Abstract

Tumor mutation burden (TMB) is one of the biomarkers for efficacy of immune checkpoint inhibitors (ICIs) in non-small cell lung cancer (NSCLC). Due to the potential of radiomic signatures to identify microscopic genetic and molecular differences, thus radiomics is considered a suitable tool for judging the TMB status probably. In this paper, the radiomics method was applied to analyze the TMB status of NSCLC patients, so as to construct a prediction model for distinguishing between TMB-high and TMB-low status. A total of 189 NSCLC patients with TMB detection result were retrospectively included between 30 November 2016 and 1 January 2021, and were divided into two groups: TMB-high (≥10/Mb, 46 patients) and TMB-low (<10/Mb, 143 patients). Some clinical features related to TMB status were screened out in 14 clinical features and 2,446 radiomic features were extracted.

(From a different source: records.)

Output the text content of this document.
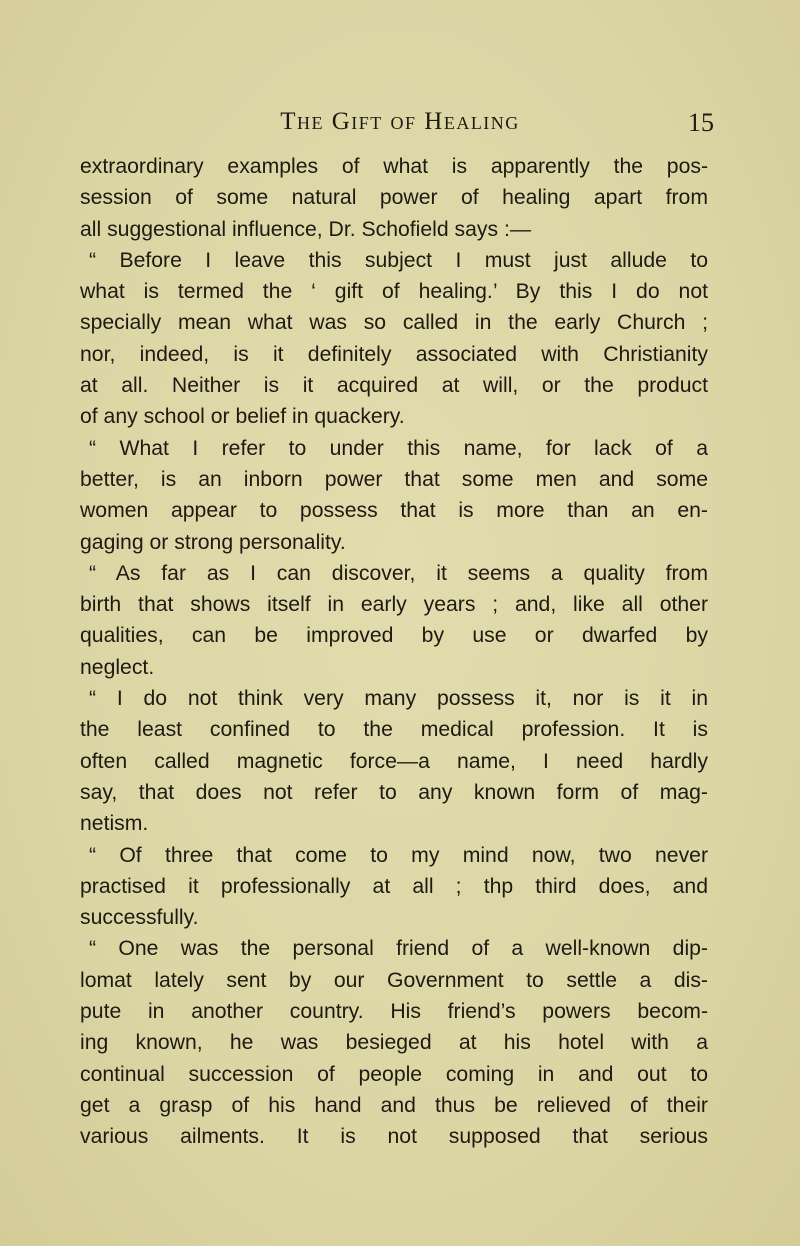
The Gift of Healing	15
extraordinary examples of what is apparently the pos-
session of some natural power of healing apart from
all suggestional influence, Dr. Schofield says :—
“ Before I leave this subject I must just allude to
what is termed the ‘ gift of healing.’ By this I do not
specially mean what was so called in the early Church ;
nor, indeed, is it definitely associated with Christianity
at all. Neither is it acquired at will, or the product
of any school or belief in quackery.
“ What I refer to under this name, for lack of a
better, is an inborn power that some men and some
women appear to possess that is more than an en-
gaging or strong personality.
“ As far as I can discover, it seems a quality from
birth that shows itself in early years ; and, like all other
qualities, can be improved by use or dwarfed by
neglect.
“ I do not think very many possess it, nor is it in
the least confined to the medical profession. It is
often called magnetic force—a name, I need hardly
say, that does not refer to any known form of mag-
netism.
“ Of three that come to my mind now, two never
practised it professionally at all ; thp third does, and
successfully.
“ One was the personal friend of a well-known dip-
lomat lately sent by our Government to settle a dis-
pute in another country. His friend’s powers becom-
ing known, he was besieged at his hotel with a
continual succession of people coming in and out to
get a grasp of his hand and thus be relieved of their
various ailments. It is not supposed that serious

All patients were randomly divided into a training set (n=132) and a validation set (n=57). Univariate analysis and least absolute shrinkage and selection operator (LASSO) were used for radiomics feature screening. A clinical model, radiomics model, and nomogram were constructed with the above screened features and compared. Decision curve analysis (DCA) was used to evaluate the clinical value of the established models. Two clinical features (smoking history, pathological type) and 10 radiomics features were significantly correlated with the TMB status. The prediction efficiency of the intra-tumoral model was better than that of the peritumoral model (AUC: 0.819 vs. 0.816; accuracy: 0.773 vs. 0.632, specificity: 0.767 vs. 0.558). The efficacy of the prediction model based on radiomic features was significantly better than that of the clinical model (AUC: 0.822 vs. 0.683; specificity: 0.786 vs. 0.643). The nomogram, established by combining smoking history, pathologic type, and rad-score, showed the best diagnostic efficacy (AUC =0.844) and had potential clinical value in assessing the TMB status of NSCLC. The radiomics model based on CT images of NSCLC patients performed well in distinguishing the status of TMB-high and TMB-low, and the nomogram could provide additional information on the timing and regimen of immunotherapy.